In other words, over 2½ years of trouble last downturn has been compressed into just eight months this time, should yields fall again in June, which all the data suggests is likely.

May-2009's 16.2% reduction in domestic yield is approaching the biggest monthly fall this decade of 17.5% recorded in Oct-2001 in the aftermath of September-11. But in Atlantic and Pacific markets, the yield drop-off for US carriers has easily surpassed previous benchmarks during the current global economic downturn.

Last month's extraordinary 24% fall in Atlantic yields followed a 21.9% reduction in April and a 14.4% fall in March. The previous worst reduction, post September-11, was a 13.5% fall in Oct-2001. But in cents per RPM terms, Atlantic yields in May-2009 (9.94 cents) still stand 20.8% above the previous low point this decade, of just 8.23 cents set in Dec-2001.
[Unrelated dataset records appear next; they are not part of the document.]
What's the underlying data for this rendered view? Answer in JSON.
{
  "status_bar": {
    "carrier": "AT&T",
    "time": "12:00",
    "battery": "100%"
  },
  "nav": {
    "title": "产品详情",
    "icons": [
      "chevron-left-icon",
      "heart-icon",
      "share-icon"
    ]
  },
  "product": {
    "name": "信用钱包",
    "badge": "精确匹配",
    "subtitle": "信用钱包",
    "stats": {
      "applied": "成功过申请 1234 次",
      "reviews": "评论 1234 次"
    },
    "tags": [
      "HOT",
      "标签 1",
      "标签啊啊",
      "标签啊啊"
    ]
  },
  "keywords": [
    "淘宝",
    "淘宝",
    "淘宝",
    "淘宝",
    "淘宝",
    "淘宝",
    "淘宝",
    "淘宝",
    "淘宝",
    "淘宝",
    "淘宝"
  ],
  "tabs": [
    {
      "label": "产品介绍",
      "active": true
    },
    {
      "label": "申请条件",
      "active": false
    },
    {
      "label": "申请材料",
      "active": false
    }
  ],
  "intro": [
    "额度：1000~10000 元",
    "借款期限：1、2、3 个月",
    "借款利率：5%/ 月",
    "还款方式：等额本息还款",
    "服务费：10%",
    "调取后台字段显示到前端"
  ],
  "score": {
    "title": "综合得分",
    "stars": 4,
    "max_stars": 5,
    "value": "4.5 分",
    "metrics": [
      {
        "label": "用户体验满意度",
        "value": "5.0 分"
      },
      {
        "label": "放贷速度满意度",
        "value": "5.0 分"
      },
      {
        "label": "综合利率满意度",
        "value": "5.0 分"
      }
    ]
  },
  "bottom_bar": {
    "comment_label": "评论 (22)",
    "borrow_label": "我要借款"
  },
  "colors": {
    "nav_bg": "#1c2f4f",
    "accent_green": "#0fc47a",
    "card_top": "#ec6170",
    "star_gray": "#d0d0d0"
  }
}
US carriers extracted better yields out of Pacific markets than the Atlantic last month, at 10.26 cents per RPM, but down a massive 17.9% year-on-year. The worst monthly yield fall on the Pacific this decade was also set in Dec-2001, at -19.2%, while Pacific yields are still 29% above this decade's low point of 7.95 cents per RPM established in Apr-2003.

ATA yield growth: Jan-2008 to May-2009

Outlook: Duration of yield falls depends on economic recovery and capacity

If the global economy is indeed recovering and carriers succeed in ratcheting up fares this Summer, then US airlines will have gotten away with a fairly brief - albeit intense - period of yield falls. The World Bank is predicting a 3% contraction in US GDP this year, followed by a 1.8% and 2.5% bounce-back in 2010 and 2011, respectively.

But if industry capacity levels continue to outpace demand falls and the economy softens further, the outlook for US carrier yields is not encouraging.